American Way of Lies (2)

En la segunda entrega de mi reportaje sobre Amway describo una de sus conferencias, a las que asisten como palmeros numerosos miembros de la organización para intentar persuadir a las caras nuevas. También cuento cómo el tipo que me introdujo en la empresa trata de intoxicar mi mente con sus retorcidos argumentos. Amway es probablemente la compañía que ha arruinado a más personas en todo el mundo con su sistema de venta piramidal, prohibido por leyes que no se aplican.

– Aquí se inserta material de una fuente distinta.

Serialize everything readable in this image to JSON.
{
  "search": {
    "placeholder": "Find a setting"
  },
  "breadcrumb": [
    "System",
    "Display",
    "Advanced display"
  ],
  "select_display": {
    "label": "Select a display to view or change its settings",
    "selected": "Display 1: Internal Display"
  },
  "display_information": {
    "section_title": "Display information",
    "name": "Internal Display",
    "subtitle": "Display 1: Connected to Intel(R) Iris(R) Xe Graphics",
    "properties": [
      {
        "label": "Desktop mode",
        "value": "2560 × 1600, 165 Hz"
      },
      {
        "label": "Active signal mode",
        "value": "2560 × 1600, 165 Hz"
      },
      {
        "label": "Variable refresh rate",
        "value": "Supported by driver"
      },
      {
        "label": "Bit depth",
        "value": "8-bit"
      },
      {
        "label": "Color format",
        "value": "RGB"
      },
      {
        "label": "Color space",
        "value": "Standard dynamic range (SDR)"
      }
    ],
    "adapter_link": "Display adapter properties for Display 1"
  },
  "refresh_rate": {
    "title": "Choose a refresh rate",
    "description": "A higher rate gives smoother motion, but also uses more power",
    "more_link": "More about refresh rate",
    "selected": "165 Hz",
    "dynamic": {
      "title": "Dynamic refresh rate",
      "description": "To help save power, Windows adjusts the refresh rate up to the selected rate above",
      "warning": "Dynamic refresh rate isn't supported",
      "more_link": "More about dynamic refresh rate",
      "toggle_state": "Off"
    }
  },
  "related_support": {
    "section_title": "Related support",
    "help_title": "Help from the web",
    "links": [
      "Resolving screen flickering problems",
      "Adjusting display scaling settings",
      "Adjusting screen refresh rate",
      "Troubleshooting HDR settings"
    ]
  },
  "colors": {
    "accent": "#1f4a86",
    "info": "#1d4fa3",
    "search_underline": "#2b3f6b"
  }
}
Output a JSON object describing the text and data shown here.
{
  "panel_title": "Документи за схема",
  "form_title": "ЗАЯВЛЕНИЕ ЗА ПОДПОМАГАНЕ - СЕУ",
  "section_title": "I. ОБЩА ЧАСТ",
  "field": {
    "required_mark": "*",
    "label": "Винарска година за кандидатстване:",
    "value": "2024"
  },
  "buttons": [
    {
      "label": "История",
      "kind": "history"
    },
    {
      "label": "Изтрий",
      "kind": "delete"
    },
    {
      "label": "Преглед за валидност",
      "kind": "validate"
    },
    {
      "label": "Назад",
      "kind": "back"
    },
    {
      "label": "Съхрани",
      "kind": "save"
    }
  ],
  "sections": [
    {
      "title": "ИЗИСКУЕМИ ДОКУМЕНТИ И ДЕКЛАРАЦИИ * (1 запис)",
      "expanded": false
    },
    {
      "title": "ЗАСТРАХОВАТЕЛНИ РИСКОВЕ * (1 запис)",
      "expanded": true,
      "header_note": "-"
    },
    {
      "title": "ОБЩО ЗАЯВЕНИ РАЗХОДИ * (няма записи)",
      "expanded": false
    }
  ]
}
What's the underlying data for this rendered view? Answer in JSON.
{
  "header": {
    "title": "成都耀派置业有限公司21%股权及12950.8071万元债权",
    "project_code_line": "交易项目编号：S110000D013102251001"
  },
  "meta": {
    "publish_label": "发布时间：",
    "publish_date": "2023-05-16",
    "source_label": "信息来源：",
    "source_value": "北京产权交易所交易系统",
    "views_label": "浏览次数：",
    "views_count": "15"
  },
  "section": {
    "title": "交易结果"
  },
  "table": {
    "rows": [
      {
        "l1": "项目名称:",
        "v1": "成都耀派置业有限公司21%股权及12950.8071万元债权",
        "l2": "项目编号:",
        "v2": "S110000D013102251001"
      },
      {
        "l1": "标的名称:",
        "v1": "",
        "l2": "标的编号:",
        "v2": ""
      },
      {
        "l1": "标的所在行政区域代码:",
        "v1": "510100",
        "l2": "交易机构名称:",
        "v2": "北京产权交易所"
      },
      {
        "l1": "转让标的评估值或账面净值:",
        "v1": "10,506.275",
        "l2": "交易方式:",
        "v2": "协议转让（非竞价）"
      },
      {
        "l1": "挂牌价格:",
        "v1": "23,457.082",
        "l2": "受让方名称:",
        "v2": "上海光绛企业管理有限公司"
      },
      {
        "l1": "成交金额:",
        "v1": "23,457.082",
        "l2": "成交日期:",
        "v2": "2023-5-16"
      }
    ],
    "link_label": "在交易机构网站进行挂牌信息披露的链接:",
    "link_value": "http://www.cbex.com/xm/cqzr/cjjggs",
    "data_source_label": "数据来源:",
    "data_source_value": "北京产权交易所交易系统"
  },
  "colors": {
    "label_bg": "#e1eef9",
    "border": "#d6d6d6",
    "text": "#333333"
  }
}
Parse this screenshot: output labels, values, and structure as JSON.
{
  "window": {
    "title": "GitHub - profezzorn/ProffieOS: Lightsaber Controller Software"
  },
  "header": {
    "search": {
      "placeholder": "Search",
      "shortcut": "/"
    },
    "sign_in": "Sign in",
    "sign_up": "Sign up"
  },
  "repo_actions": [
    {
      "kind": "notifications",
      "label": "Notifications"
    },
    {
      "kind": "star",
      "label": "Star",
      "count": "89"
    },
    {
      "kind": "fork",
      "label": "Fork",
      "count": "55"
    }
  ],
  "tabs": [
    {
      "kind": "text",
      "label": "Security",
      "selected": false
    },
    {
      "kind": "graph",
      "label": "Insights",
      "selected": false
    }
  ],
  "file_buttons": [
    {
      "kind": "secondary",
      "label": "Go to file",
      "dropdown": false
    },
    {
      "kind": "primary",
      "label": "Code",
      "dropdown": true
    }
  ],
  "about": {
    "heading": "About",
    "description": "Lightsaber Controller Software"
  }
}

Han comprado su inmunidad financiando campañas políticas en Estados Unidos y en España tampoco hay nadie que se preocupe de pararles los pies.

Por ahora estoy muy contento con la repercusión del reportaje en las redes. Ayúdame a difundir las infamias de Amway compartiéndolo en Internet. Con la ayuda de todos podemos abrir los ojos a muchas personas atrapadas en este pozo sin fondo o que están a punto de caer en él. Si aún no tienes claro de qué va esto, te recomiendo que leas el inicio del reportaje: American Way of Lies (1)  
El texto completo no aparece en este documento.